Наталья Земскова - Детородный возраст
Домой хотела выписать. Нельзя меня домой. Не поеду. Буду лежать. Наверное, я ненормальная. Все хотят домой, отпрашиваются, убегают, просят дневной стационар. Только я хочу одного-единственного – чтобы мне позволили лежать вот здесь, у этого окна, и, по возможности, не вставать совсем. Про дом я не помню – был ли он, не был… Забыла про жизнь и про дом. Главное – пролежать один час, затем другой, третий, четвертый. Как это ни странно, но мне нужна полная сосредоточенность. Пока я сосредоточенна, ничего плохого случиться не может.
Когда ползла по коридору, глянула на себя в зеркало – душераздирающее зрелище. Тетка без возраста в розовой пижаме. И волосы надо было красить еще два месяца назад.
* * *– Маш, Маш, эта скотина… Он появился и сказал… Маша… – Вика Горохова трясет меня за плечо, и мне приходится расстаться со сном, в котором я уезжаю автобусом на какую-то экскурсию, заняла место маме и жду, а ее всё нет и нет, автобус, в конце концов, отъезжает, а я кричу и умоляю подождать. Ладно, со сном определюсь позже – девчонка вся в слезах. Обычно со снами я разбираюсь на месте, то есть тут же их анализирую и, если мне что-то не нравится, приделываю счастливый финал, как учат парапсихологические книжки в мягкой обложке. Но сейчас не до этого.

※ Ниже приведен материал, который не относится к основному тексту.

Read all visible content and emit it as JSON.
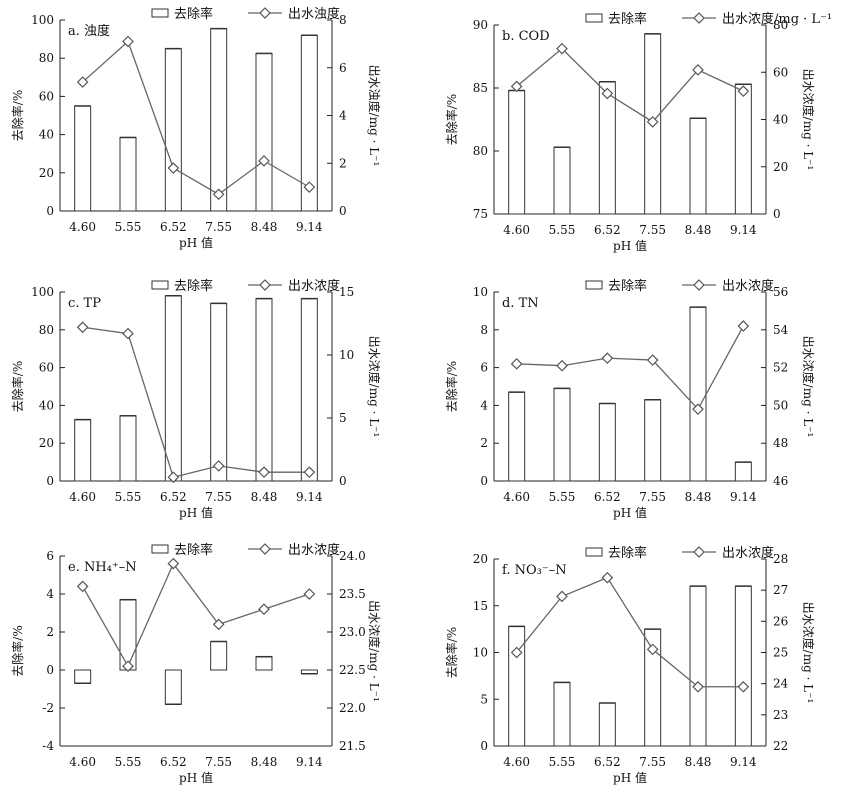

– Маш, Маш, он не хочет ребенка! – Вика рыдает взахлеб.
– Кто, Вика, кто? – Нет, от нее сейчас ничего не добиться. – Зоя, что случилось-то, скажите толком. Ее же выписывать собирались?
– Да теперь уж лучше пусть еще подержат. Нарисовался пропащий Степан, увидел живот и, ясное дело, упал в обморок. Готов заплатить, лишь бы она избавилась от ребенка. Понятно, у него семья, дети, по выходным диван и пиво. Видела бы ты его… К Реутовой хотел бежать, перепугался насмерть. Ну, пусть, пусть сходит. А лучше к Толстоброву – он вчера какого-то дяденьку с лестницы спускал на эту тему. Но там вроде муж был – орал, что не нужен второй ребенок.
– Забудь, Вика, не стоит он того. Во-первых, ну восемь же месяцев! А во-вторых, ты ведь для себя ребенка оставляла? И, в-третьих, зачем тебе такой мужик? Пусть жена с ним и возится, бедняга. Да слава богу, что он вот так, по-честному. А то бы еще пять лет ждала.
– Вот-вот, – поддержала Зоя. – Я тоже подумала: такие мужики всё время ни да ни нет – никакой ясности, молчат и блеют. И жене у них «да», и любовнице «да», а там – как вывезет. А этот ведь пришел и выразил свою позицию – и на том спасибо. Короче, не реви.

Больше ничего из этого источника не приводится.